MINNEAPOLIS — A Roman Catholic priest accused of molesting several boys while claiming he was "horsing around" said leaders in the Archdiocese of St. Paul and Minneapolis allowed him to remain near children for years, even though parents had complained about his conduct as early as 1969, according to documents released Tuesday.

The documents also show that after a lawsuit was filed against the Rev. Jerome Kern in 1993, church leaders who knew about allegations against Kern chose to leave him in a Minnetonka parish, and assured parents he wasn't a risk. That lawsuit was later settled.

The redacted documents were made public Tuesday by attorneys for a man who claims Kern sexually abused him in the 1970s, when the man was 12 to 16 years old. They were released as part of a lawsuit filed last year that alleges the church created a public nuisance by keeping information about accused priests secret.

The attorneys also released a sworn deposition by Kern, in which Kern admits to touching at least one boy's genitals, over his swimming suit, while in a busy swimming pool. Kern denied touching several others in a sexual way and said he thought wrestling, horsing around, or "jostling" with youth was legitimate recreation.

"At that time I thought it was appropriate, you know," Kern said. "Now I realize it's not."

He added: "I never thought of it as sexual."

Kern's attorney didn't immediately return a message seeking comment, and a spokesman for the archdiocese said the deposition stands on its own.

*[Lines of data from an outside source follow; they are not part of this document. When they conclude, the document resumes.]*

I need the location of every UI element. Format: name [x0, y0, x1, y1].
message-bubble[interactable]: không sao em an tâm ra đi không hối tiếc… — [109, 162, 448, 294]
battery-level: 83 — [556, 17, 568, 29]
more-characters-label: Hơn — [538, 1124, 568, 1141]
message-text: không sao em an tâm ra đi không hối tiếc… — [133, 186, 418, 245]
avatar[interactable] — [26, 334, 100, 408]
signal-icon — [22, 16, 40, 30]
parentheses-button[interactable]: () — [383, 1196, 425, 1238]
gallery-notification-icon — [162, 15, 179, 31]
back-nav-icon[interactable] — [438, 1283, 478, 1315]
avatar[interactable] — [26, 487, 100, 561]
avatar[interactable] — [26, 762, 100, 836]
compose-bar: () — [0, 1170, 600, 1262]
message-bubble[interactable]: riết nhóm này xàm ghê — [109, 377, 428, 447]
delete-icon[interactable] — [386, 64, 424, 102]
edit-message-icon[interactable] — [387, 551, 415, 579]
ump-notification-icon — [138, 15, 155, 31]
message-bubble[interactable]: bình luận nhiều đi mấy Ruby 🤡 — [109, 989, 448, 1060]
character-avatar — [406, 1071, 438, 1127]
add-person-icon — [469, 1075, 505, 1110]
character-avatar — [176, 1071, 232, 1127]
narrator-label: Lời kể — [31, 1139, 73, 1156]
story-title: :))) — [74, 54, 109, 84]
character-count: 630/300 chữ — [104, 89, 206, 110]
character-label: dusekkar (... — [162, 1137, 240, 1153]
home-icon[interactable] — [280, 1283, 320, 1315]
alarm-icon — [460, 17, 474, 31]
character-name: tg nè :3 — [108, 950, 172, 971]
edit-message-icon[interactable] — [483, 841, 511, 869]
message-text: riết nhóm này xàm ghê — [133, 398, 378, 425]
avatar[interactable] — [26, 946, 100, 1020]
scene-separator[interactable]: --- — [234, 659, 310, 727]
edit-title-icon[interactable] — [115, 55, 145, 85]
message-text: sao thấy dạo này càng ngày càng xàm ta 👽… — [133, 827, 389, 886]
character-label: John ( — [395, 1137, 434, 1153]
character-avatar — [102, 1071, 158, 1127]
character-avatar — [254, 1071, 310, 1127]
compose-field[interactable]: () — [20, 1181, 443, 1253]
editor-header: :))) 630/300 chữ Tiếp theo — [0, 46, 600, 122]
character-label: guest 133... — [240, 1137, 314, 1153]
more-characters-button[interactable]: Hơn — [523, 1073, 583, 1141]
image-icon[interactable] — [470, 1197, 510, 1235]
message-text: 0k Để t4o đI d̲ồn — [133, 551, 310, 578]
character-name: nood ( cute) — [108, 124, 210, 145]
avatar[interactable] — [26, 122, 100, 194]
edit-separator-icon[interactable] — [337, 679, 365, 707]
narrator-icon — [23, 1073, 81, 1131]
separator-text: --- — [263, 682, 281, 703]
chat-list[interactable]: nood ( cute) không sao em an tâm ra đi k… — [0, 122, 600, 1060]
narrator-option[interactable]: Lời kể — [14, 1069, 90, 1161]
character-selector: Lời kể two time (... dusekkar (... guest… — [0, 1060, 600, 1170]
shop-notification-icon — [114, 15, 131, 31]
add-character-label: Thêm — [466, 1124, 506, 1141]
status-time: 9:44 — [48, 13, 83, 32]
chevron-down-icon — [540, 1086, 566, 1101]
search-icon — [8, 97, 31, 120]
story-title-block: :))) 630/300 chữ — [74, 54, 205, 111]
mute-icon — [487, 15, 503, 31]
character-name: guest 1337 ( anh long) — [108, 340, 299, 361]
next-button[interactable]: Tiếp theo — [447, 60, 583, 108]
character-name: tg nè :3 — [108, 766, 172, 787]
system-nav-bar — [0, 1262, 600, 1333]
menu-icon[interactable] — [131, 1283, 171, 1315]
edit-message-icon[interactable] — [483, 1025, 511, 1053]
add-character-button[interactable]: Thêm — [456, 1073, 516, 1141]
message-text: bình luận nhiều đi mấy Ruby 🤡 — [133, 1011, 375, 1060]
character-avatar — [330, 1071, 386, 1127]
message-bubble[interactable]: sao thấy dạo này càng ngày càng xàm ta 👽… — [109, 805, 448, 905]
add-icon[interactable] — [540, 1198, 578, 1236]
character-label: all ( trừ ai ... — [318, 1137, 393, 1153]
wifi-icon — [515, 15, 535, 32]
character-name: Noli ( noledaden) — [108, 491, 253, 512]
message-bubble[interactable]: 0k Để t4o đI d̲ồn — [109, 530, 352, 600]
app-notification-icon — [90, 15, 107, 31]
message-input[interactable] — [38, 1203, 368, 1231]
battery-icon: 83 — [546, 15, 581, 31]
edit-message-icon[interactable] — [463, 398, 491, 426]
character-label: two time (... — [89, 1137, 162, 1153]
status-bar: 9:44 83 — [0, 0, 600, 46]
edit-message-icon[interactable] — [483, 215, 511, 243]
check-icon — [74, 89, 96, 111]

Jeff Anderson, an attorney for victims, said he has identified roughly 20 people who say they were abused by Kern. He said Kern is a "multiple serial offender who could not control his urges, who operates largely in denial."

He said it's disturbing that church officials made a conscious choice to keep Kern in ministry.

The documents, which include letters from parents and memos from church leaders, show church officials first received complaints about Kern in 1969. Other documents show a psychologist did not believe Kern was a risk.

Kern said in his deposition that he had not been restricted or prevented from being around children until 2002, when he was removed from active ministry. He said no church leaders told him that he should stop his behavior and no one suggested he was committing a crime.